Airlie Beach reveals a smart makeover
You can still expect to buy snake bites and watch wet T-shirt comps, but backpacker haven Airlie Beach now offers something for the well-heeled tourist too.
The Whitsundays hub has had a $24.85 million makeover that's lifted the main street from Aussie drab to Hamptons cool.
Kevin Collins, councillor for tourism at Whitsunday Regional Council, says the revamp has created a great atmosphere in the town and enthusiasm among residents.
"Poor old Airlie's main street had been a bit of a running sore for a long time," he says.
"People are (now) coming and leaving with a better impression or feel of the whole town, and all the traders have got smiles on their faces and the chamber of commerce is fired up and excited."
Much of the funding, from local, state and federal governments, was spent on running the main street's power underground and improving storm water issues and drainage.
The rest went to beautifying projects, including a new road, footpaths, lighting and landscaping.
The overall facelift, which took about 18 months to complete, has helped link the centre of town and lagoon area to the new Port of Airlie.
Traffic can still travel through town at a reduced 30km/h speed limit, but trucks and buses heading to Shute Harbour and other suburbs can bypass, making the main street more pedestrian friendly.
Other changes include the area around Port of Airlie, with plans by cruise companies to relocate their operations and the building of a residential marina-front sub-development.
Airlie still retains its laid-back tropical charm, but now has a sprinkling of sophistication.
There's now, Collins says, a real village feel in Airlie, similar to Palm Cove in Far North Queensland and Noosa on the Sunshine Coast.

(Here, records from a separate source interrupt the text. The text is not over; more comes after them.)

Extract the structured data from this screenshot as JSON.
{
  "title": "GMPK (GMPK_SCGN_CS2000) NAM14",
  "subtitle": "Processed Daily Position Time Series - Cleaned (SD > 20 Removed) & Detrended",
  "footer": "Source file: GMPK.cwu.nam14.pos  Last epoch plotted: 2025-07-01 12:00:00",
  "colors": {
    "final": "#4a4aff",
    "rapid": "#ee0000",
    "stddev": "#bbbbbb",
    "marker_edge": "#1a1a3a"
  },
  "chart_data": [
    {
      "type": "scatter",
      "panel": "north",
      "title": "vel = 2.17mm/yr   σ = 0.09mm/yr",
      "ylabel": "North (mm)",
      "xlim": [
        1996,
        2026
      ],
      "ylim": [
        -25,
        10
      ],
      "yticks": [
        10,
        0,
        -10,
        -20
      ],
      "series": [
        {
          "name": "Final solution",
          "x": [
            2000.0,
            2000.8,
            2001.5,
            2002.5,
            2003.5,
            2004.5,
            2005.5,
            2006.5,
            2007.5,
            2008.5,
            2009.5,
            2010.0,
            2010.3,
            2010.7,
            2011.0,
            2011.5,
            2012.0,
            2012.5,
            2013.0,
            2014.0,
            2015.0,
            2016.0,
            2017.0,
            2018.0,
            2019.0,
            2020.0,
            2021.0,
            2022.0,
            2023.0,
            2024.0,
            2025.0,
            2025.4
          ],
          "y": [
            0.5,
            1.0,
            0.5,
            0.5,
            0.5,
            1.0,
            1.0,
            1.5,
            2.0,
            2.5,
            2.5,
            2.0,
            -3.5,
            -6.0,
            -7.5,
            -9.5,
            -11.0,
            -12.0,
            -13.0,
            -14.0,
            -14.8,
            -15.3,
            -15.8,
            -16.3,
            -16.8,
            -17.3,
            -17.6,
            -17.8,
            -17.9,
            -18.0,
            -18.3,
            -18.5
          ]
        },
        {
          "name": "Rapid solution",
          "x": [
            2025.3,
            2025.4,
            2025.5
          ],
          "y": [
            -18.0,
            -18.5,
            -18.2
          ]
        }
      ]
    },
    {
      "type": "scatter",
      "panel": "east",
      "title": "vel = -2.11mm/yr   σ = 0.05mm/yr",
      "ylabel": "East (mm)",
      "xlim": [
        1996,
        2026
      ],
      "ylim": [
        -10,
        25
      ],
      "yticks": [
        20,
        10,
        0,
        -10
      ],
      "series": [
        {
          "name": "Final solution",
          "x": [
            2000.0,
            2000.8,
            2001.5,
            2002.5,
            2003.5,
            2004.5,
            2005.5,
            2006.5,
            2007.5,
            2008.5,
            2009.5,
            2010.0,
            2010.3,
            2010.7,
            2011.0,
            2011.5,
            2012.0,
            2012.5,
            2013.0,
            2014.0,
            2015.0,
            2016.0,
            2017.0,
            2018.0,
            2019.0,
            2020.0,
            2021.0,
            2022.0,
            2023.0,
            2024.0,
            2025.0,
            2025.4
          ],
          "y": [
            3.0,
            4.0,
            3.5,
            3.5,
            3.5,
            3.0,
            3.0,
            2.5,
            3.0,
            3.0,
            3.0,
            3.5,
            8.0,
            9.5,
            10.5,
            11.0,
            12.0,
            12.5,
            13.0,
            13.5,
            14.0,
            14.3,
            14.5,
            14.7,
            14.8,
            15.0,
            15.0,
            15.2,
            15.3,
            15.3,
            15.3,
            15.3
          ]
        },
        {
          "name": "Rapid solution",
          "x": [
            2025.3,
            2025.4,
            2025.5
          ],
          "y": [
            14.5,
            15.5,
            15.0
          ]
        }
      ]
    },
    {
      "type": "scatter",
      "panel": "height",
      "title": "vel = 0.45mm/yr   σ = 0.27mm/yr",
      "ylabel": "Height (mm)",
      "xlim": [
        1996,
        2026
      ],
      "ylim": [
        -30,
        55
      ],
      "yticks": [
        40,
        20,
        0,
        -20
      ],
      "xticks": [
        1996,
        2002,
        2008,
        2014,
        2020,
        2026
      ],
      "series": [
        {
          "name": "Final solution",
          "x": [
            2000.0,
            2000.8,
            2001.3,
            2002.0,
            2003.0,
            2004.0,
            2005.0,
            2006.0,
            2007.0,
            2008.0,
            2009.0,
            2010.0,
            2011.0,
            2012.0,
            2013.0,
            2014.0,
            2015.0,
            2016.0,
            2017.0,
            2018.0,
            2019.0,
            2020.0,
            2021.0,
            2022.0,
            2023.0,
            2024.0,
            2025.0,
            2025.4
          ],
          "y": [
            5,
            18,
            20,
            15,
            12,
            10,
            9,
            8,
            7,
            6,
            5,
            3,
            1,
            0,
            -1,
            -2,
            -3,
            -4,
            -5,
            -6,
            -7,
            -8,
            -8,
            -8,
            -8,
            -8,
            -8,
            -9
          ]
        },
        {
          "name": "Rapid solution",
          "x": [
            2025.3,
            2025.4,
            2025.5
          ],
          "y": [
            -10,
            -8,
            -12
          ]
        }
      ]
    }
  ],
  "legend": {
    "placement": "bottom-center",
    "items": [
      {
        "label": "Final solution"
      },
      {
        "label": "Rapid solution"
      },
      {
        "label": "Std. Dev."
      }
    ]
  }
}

"It's kind of like small town attitudes and atmosphere with big town commerce, so that you can be here and be in business and employ people and generate income, success and wealth, but still walk down the main street and know every second person.
"The CBD now enhances the natural assets of the place," says Collins.
Like much of Queensland, tourism in Airlie Beach has been down for the past couple of years, and many shops have been vacant. But that's changing, with spaces being leased and new restaurants opening since the completion of the redevelopment in September.
Collins, who co-owns restaurant and rum bar Fish D'vine, is already recording an increase in business since the work was done, compared to figures from the previous year.
Tigerair Australia also announced in November it will start flying direct between Sydney and Whitsunday Coast (Proserpine) airports from April next year.
Despite all of these changes, backpackers still account for a large portion of Airlie's tourism market and that's a good thing.
"The backpacking industry is critically important to us," says Collins, "and it's international, so many of today's backpackers are four-star tourists in 10 years time and they will bring their family back to show them Australia.
"So we never want to lose that. If we didn't have them we wouldn't have the boating community infrastructure, 'cause they drive that."
Just as in many tourist hot spots the world over, backpackers in Airlie have started to change. The town is seeing the arrival of more flashpackers - basically upmarket backpackers who save costs on accommodation but spend on activities and dining.
"Gone are the days of jamming 10 in a bed bug-ridden room for eight bucks a night," says Collins.
Backpackers are on gap years from university and will now "pull out their dad's gold AMEX card to buy two mojitos at the rum bar".
"The mainstream tourists benefit from the fact the backpackers are here because they underpin so much of the economy."